Vyome reports positive final phase 2 results for VT-1953; Plans to advance into pivotal study for FDA approval

New Delhi: Vyome Holdings, Inc. has announced the final results from an investigator-initiated Phase 2 proof of concept study of VT-1953 topical gel in people with malignant fungating wounds.

VT-1953, a first-in-class immunomodulator for this indication, achieved both its primary and secondary endpoints. With this result, Vyome plans to advance to Phase III pivotal trial, seek FDA approval, and enter the $1B potential addressable market as the only anticipated approved solution for malignant fungating wounds.

“These are exciting results for Vyome, both in our primary and secondary endpoints. Inflammation is one of the greatest problems in the world today, and our study on malignant fungating wounds showed that those who received our drug VT-1953 had significant and rapid improvements in symptoms, quality of life, and emotional and physical functions. These positive results give us high confidence as we design a very cost-efficient pivotal study for FDA approval and a real opportunity to solve an important unmet need, a billion-dollar addressable market opportunity,” said Dr. Shiladitya Sengupta, co-founder and director of Vyome and Associate Professor of Medicine at Harvard Medical School.

MFW is a debilitating condition that occurs in 5-14% of advanced cancer patientsⁱ. It is estimated that there are over 693,000 patients with advanced cancer in the US alone and approximately 10M globally. Cancer cells break through the skin and cause a chronic wound (MFW), which is extremely distressing to patients, given the high burden of symptoms, including extreme bad smell, severe pain, a feeling of shame, low self-esteem, and social isolationⁱⁱ. 
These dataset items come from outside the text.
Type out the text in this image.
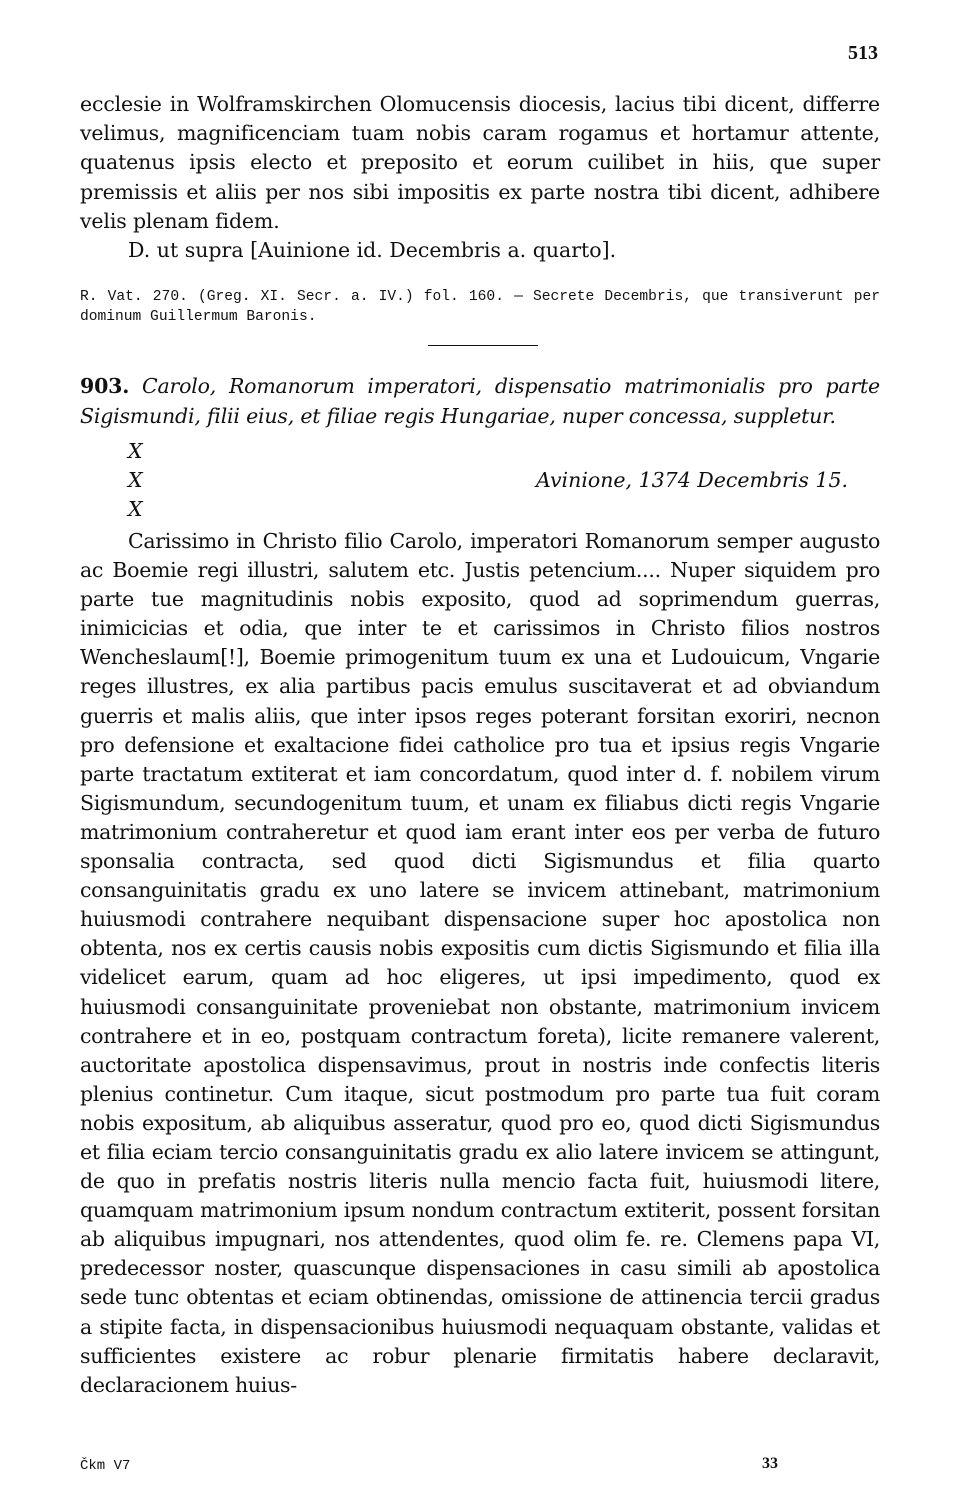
513

ecclesie in Wolframskirchen Olomucensis diocesis, lacius tibi dicent, differre velimus, magnificenciam tuam nobis caram rogamus et hortamur attente, quatenus ipsis electo et preposito et eorum cuilibet in hiis, que super premissis et aliis per nos sibi impositis ex parte nostra tibi dicent, adhibere velis plenam fidem.

D. ut supra [Auinione id. Decembris a. quarto].

R. Vat. 270. (Greg. XI. Secr. a. IV.) fol. 160. — Secrete Decembris, que transiverunt per dominum Guillermum Baronis.

903. Carolo, Romanorum imperatori, dispensatio matrimonialis pro parte Sigismundi, filii eius, et filiae regis Hungariae, nuper concessa, suppletur.

X
X
X
Avinione, 1374 Decembris 15.

Carissimo in Christo filio Carolo, imperatori Romanorum semper augusto ac Boemie regi illustri, salutem etc. Justis petencium.... Nuper siquidem pro parte tue magnitudinis nobis exposito, quod ad soprimendum guerras, inimicicias et odia, que inter te et carissimos in Christo filios nostros Wencheslaum[!], Boemie primogenitum tuum ex una et Ludouicum, Vngarie reges illustres, ex alia partibus pacis emulus suscitaverat et ad obviandum guerris et malis aliis, que inter ipsos reges poterant forsitan exoriri, necnon pro defensione et exaltacione fidei catholice pro tua et ipsius regis Vngarie parte tractatum extiterat et iam concordatum, quod inter d. f. nobilem virum Sigismundum, secundogenitum tuum, et unam ex filiabus dicti regis Vngarie matrimonium contraheretur et quod iam erant inter eos per verba de futuro sponsalia contracta, sed quod dicti Sigismundus et filia quarto consanguinitatis gradu ex uno latere se invicem attinebant, matrimonium huiusmodi contrahere nequibant dispensacione super hoc apostolica non obtenta, nos ex certis causis nobis expositis cum dictis Sigismundo et filia illa videlicet earum, quam ad hoc eligeres, ut ipsi impedimento, quod ex huiusmodi consanguinitate proveniebat non obstante, matrimonium invicem contrahere et in eo, postquam contractum foreta), licite remanere valerent, auctoritate apostolica dispensavimus, prout in nostris inde confectis literis plenius continetur. Cum itaque, sicut postmodum pro parte tua fuit coram nobis expositum, ab aliquibus asseratur, quod pro eo, quod dicti Sigismundus et filia eciam tercio consanguinitatis gradu ex alio latere invicem se attingunt, de quo in prefatis nostris literis nulla mencio facta fuit, huiusmodi litere, quamquam matrimonium ipsum nondum contractum extiterit, possent forsitan ab aliquibus impugnari, nos attendentes, quod olim fe. re. Clemens papa VI, predecessor noster, quascunque dispensaciones in casu simili ab apostolica sede tunc obtentas et eciam obtinendas, omissione de attinencia tercii gradus a stipite facta, in dispensacionibus huiusmodi nequaquam obstante, validas et sufficientes existere ac robur plenarie firmitatis habere declaravit, declaracionem huius-

Čkm V7	33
On the primary endpoint of bad smell or malodor scored by the investigator, patients treated with VT-1953 achieved a statistically significant improvement (P=0.002) from what was a very severe bad smell at baseline to a much milder smell within just 14 days of treatment. The improvement at the end of 14 days seen with VT-1953 was statistically significant (P=0.0015) compared with vehicle-treated patients. A statistically significant improvement was seen with VT-1953 as early as Day 7 (P=0.015). VT-1953 was well-tolerated by patients.

On the secondary endpoint of patient-reported impact of bad smell on the quality of life, VT-1953 resulted in a statistically significant improvement (P=0.0256) compared to vehicle-treatment by Day 14. Patients treated with VT-1953 also reported a clinically significant improvement in pain symptoms (exploratory endpoint) by Day 14 (P=0.002 compared with baseline; P=0.0026 vs vehicle-treated patients). On a patient-reported Quality of life component score (exploratory endpoint), treatment with VT-1953 resulted in a significant improvement by Day 14 (P=0.002) compared to baseline and vs vehicle-treatment (P=0.0032).     

Venkat Nelabhotla, CEO of Vyome, stated that “these positive results reinforce the potential of VT1953, and we are now preparing to engage with the FDA to design and initiate a pivotal Phase III clinical study in 2026. Over the past several months, we have strengthened our team with top-tier clinical, regulatory, and scientific leaders who bring deep experience in advancing differentiated therapies. This positions us well for disciplined execution as we move into the next phase of development. Vyome remains well capitalized through 2026, allowing us to advance VT1953, a potentially orphan designation program, as a part of our broader chronic immune-inflammation portfolio. We look forward to progressing this program thoughtfully and responsibly toward its next key milestones.”

The global immune-inflammatory market size is expected to reach USD 431.11 billion by 2033, growing at a CAGR of 8.2% from $212 billion in 2024ⁱⁱⁱ.